Scientists are also experimenting with using quasicrystals in coatings for frying pans, heat insulation in engines, and in light-emitting devices, or LEDs.
On April 8, 1982, when Shechtman first observed crystals with 10-point pentagonal symmetry, in the NBS laboratory in Maryland, crystallography had long been considered a "closed field" promising no revolutionary breakthroughs. Shechtman's groundbreaking quasiperiodic structure was first described in Physical Review Letters in 1984, marking the birth of a new scientific field of quasiperiodic crystals.
The scientific community, led by two-time Nobel laureate Linus Pauling, rejected Shechtman's findings, but in 1987, the pattern which had previously been considered contrary to the laws of nature was observed with the help of the electron microscope.

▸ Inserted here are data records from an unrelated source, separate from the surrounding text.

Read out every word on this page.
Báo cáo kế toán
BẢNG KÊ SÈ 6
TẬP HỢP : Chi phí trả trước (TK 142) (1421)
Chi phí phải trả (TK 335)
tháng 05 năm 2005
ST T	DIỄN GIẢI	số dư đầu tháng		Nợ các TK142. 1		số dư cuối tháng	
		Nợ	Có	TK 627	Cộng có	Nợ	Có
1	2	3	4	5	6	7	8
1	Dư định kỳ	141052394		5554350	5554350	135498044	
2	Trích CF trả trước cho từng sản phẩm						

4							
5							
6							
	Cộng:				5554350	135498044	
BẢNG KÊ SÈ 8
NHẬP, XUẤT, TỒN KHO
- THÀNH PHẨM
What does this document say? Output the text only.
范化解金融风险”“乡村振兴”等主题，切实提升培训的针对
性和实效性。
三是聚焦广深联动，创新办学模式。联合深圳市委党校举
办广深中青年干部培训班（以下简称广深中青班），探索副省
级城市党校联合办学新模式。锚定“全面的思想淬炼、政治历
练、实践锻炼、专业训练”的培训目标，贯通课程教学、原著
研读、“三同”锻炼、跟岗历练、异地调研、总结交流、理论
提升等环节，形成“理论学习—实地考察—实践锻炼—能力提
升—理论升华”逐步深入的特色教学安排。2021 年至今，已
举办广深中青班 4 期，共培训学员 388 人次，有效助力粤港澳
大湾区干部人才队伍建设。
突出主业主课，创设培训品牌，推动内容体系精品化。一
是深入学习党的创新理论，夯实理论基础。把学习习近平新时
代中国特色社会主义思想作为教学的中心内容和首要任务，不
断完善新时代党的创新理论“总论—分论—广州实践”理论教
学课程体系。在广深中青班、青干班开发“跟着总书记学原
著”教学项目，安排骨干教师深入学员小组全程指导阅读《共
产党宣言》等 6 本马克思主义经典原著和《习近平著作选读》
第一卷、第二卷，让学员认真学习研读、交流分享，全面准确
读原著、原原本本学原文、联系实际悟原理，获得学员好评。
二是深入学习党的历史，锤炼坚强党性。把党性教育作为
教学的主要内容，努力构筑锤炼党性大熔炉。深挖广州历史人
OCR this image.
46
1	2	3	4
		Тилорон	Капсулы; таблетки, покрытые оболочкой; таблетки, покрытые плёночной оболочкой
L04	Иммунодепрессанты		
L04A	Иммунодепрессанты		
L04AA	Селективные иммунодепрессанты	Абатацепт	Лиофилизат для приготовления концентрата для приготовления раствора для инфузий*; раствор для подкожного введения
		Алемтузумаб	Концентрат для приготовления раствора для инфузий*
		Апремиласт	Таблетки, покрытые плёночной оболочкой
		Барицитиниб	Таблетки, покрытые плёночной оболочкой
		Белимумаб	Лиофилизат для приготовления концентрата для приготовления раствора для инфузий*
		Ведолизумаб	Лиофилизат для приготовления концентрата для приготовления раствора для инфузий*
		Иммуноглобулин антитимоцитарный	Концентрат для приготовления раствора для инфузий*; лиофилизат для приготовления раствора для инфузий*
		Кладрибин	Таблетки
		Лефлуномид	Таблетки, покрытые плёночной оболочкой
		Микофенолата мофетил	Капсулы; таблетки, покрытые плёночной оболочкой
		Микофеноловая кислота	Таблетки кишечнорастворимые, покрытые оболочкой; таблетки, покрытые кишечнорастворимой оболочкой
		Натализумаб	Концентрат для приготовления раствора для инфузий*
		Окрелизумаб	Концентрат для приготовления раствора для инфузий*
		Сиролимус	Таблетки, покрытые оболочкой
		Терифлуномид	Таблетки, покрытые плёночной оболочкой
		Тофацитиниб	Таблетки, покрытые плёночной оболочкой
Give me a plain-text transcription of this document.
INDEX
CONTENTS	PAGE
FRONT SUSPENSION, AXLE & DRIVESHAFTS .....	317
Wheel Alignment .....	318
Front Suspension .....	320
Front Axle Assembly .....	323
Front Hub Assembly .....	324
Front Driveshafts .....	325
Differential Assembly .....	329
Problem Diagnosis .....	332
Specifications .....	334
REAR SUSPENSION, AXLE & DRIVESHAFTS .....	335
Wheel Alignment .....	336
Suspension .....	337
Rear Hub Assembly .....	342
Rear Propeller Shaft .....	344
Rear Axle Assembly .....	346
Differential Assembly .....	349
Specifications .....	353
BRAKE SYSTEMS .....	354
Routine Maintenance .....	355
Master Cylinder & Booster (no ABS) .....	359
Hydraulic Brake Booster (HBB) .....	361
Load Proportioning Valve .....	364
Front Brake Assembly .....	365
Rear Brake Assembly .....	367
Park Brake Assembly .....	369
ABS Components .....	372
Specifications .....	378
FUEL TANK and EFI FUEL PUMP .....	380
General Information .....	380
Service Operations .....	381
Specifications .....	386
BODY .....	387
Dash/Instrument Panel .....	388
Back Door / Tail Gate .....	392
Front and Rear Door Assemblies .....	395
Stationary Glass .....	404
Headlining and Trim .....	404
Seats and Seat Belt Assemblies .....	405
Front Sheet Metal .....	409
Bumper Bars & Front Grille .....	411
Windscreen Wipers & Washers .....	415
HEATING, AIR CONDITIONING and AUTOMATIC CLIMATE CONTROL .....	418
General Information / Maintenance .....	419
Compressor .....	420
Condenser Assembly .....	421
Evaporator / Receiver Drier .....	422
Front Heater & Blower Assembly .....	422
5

More than 40 scientific books have been dedicated to quasiperiodic crystals, and hundreds of materials are known to exist with the structure discovered by Shechtman. In the wake of his discovery and its proof, the International Society of Crystallographers changed its basic definition of a crystal.
Prof. Shechtman's Nobel Prize follows many other prestigious awards including the Aminoff Prize from the Royal Swedish Academy of Sciences (2000), Wolf Foundation Prize in Physics (1999), Israel Prize in Physics (1998), Weizmann Prize in Science (1993), Rothschild Prize in Engineering (1990) and International Award for New Materials of the American Physical Society (1987). He is a member of the Israel Academy of Sciences and the U.S. National Academy of Engineering.